—Y ¿en qué idioma escribe usted?—preguntó Ibarra, después de una pausa.
—En el nuestro, en el tagalo.
—Y ¿sirven los signos jeroglíficos?
—Si no fuera por la dificultad del dibujo, que exige tiempo y paciencia, casi le diría que sirven mejor que el alfabeto latino. El antiguo egipcio tenía nuestras vocales; nuestra o, que sólo es final y que no es como la española, sino una vocal intermedia entre o y u; como nosotros, el egipcio no tenía verdadero sonido de e; se encuentran en él nuestro ha y nuestro kha que no tenemos en el alfabeto latino tal como lo usamos en español. Por ejemplo: en esta palabra mukhâ,—añadió señalando en el libro,—trascribo la sílaba ha más propiamente con esta figura de pez que con la h latina, que en Europa se pronuncia de diferentes maneras. Para otra aspiración menos fuerte, por ejemplo, en esta palabra hain, donde la h tiene menos fuerza, me valgo de este busto de león, ó de estas tres flores de loto según la cantidad de la vocal. Es más; tengo el sonido de la nasal que tampoco existe en el alfabeto latino españolizado. Repito que si no fuera por la dificultad del dibujo, que debe ser perfecto, casi se podrían adoptar los jeroglíficos, pero esta misma dificultad me obliga á ser conciso y á no decir más que lo justo y necesario; este trabajo además me hace compañía, cuando mis huéspedes de la China y del Japón se marchan.
—¿Cómo?
—¿No les oye usted? Mis huéspedes son las golondrinas; este año falta una; algún mal muchacho chino ó japonés debe haberla cogido.
—¿Cómo sabe usted que vienen de esos países?

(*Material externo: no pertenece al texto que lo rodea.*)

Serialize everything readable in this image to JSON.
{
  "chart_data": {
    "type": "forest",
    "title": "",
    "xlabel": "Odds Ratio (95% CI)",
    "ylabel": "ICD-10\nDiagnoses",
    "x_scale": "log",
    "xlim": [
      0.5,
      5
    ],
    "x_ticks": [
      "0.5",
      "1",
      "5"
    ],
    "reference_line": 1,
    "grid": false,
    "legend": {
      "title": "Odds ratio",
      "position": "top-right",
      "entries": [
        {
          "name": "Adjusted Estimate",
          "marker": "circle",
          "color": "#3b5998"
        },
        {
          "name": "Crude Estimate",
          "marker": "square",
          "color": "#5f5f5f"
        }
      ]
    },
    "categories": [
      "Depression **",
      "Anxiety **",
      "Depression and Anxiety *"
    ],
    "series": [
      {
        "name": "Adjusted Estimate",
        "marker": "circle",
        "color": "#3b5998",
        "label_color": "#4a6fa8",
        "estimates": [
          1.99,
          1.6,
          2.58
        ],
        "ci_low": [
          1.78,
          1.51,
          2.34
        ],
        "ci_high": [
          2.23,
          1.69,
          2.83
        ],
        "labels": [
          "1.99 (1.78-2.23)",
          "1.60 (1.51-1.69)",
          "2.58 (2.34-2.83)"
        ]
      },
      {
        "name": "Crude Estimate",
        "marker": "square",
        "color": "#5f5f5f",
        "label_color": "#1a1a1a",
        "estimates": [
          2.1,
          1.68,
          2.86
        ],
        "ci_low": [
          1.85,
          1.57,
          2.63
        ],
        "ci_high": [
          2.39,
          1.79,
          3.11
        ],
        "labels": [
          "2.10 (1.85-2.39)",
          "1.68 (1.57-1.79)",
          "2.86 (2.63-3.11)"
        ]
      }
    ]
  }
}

—Sencillamente: hace algunos años, antes de partir, les ataba al pie un papelito con el nombre de Filipinas en inglés, suponiendo que no debían ir muy lejos, y porque el inglés se habla en casi todas estas regiones. Durante años mi papelito no obtuvo contestación, hasta que últimamente lo hice escribir en chino, y he aquí que el Noviembre siguiente vuelven con otros papelitos que hice descifrar: el uno estaba escrito en chino y era un saludo desde las orillas del Hoang-ho, y el otro, supone el chino á quien consulté debe ser japonés. Pero le estoy á usted entreteniendo con estas cosas y no le pregunto en qué puedo serle útil.
—Venía á hablarle de un asunto de importancia,—contestó el joven:—ayer tarde...
—¿Han preso á ese desgraciado?—interrumpió el viejo lleno de interés.